3.3 Immobilize cells into calcium alginate beads:
Solutions |
Preparation |
3% w/v sodium alginate solution |
3 g sodium alginate+100 mL deionized water |
0.05 mol/L CaCl2 solution |
5.55 g CaCl2+1000 mL deionized water(121 ℃ autoclaving for 20 min) |
- Centrifuge 10 mL sample at a time for 1 min at 6,000 rpm, drain off supernatant after each spin. Repeat the procedure until 0.2~1.0 g deposits are collected.
- Resuspend the deposits with sterile water and centrifuge for 1min at 6000 rpm,drain off supernatant.
- Mix the deposits with sterile water in a mass ratio of 1:5.
- Add equivalent volume of sodium alginate solution, mixing thoroughly.
- Draw the mixture in a 1 mL injector and then drip it one by one through the pinhead into 100 mL stirring CaCl2 solution. Set it aside and let the beads fully harden for 2 hours.
- Drain off the CaCl2 solution and rinsed the calcium alginate beads with sterile water for 1~2 times. After that, add 100mL CaCl2 solution to the beads and set it overnight.
- Separate the calcium alginate beads and CaCl2 solution by a colander. The immobilization of cell sample is finished.

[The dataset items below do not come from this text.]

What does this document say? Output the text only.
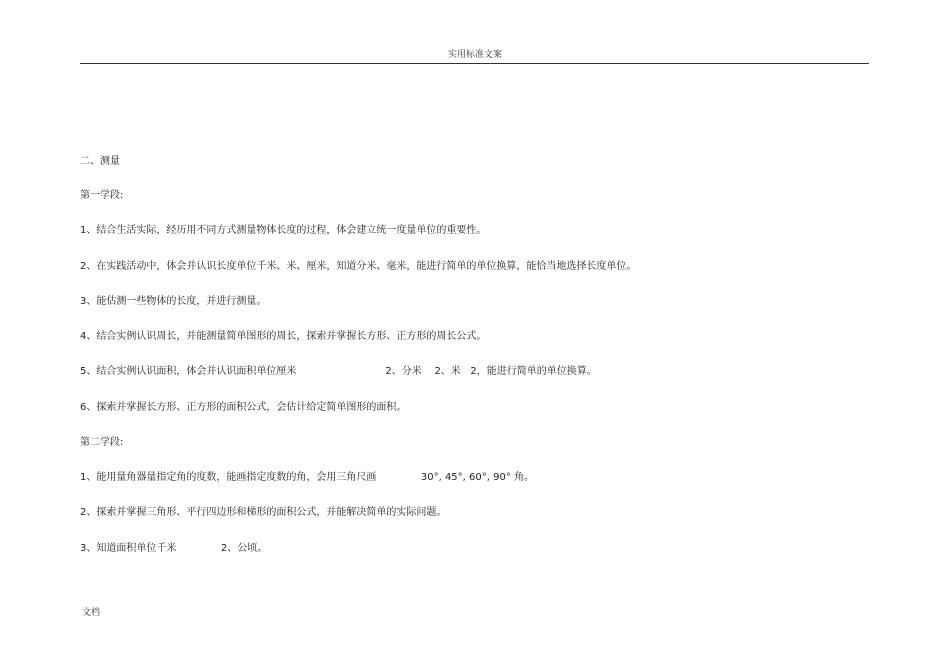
实用标准文案
二、测量
第一学段:
1、结合生活实际，经历用不同方式测量物体长度的过程，体会建立统一度量单位的重要性。
2、在实践活动中，体会并认识长度单位千米、米、厘米，知道分米、毫米，能进行简单的单位换算，能恰当地选择长度单位。
3、能估测一些物体的长度，并进行测量。
4、结合实例认识周长，并能测量简单图形的周长，探索并掌握长方形、正方形的周长公式。
5、结合实例认识面积，体会并认识面积单位厘米                            2、分米    2、米   2，能进行简单的单位换算。
6、探索并掌握长方形、正方形的面积公式，会估计给定简单图形的面积。
第二学段:
1、能用量角器量指定角的度数，能画指定度数的角，会用三角尺画              30°, 45°, 60°, 90° 角。
2、探索并掌握三角形、平行四边形和梯形的面积公式，并能解决简单的实际问题。
3、知道面积单位千米              2、公顷。
文档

3.4 Immobilize cells into intra-hollow Ca-alginate capsules:
Solutions |
Preparation |
1% w/v sodium alginate solution |
1.5 g sodium alginate powder+ 100 mL sterile distilled water(121 ℃ autoclaving for 15 min) |
Cationic Mixture |
1.2 g CMC powder(121 ℃ autoclaving for 15 min) |
3% CaCl2 Solution |
12 g CaCl2 powder+ 400 mL distilled water. (121 ℃ autoclaving for 20 min) |
- Place 3 mL cationic mixture with 0.6mL cell suspension into a 4 mL centrifuge tube, mixing thoroughly.
- Put a magnetic stirrer at the bottom of a beaker, agitate a 100 mL sodium alginate solution at a constant rate, which maintains a small eddy in the center of liquid surface.
- Draw the mixture (CaCl2/CMC/E. coli) with a 1 mL syringe, and then drip it one by one from a height of 10 cm into the sodium alginate solution. Keep stirring for 5 min.
- Before sifting out the capsules, dilute the gelation reaction system by adding 100 mL aseptic distilled water. Then rinse the capsules with aseptic distilled water on a colander.
- Transfer the capsules to a 3% w/v CaCl2 solution and stir for 20 min.
- Finally, rinse the capsules with distilled water to remove excess CaCl2.
- The immobilization of cell sample is finished.
3.5 Immobilize cells into NaCS-PDMDAAC microcapsules
Solutions:
200 mL sulfuric acid and ethanol solution(1.51:1) maintained at 0 ℃ ;
1000 mL industrial alcohol maintained at 0 ℃;
Deionized water;
NaOH solution.
All of the above procedures are carried out at room temperature and all steps are performed under aseptic condition.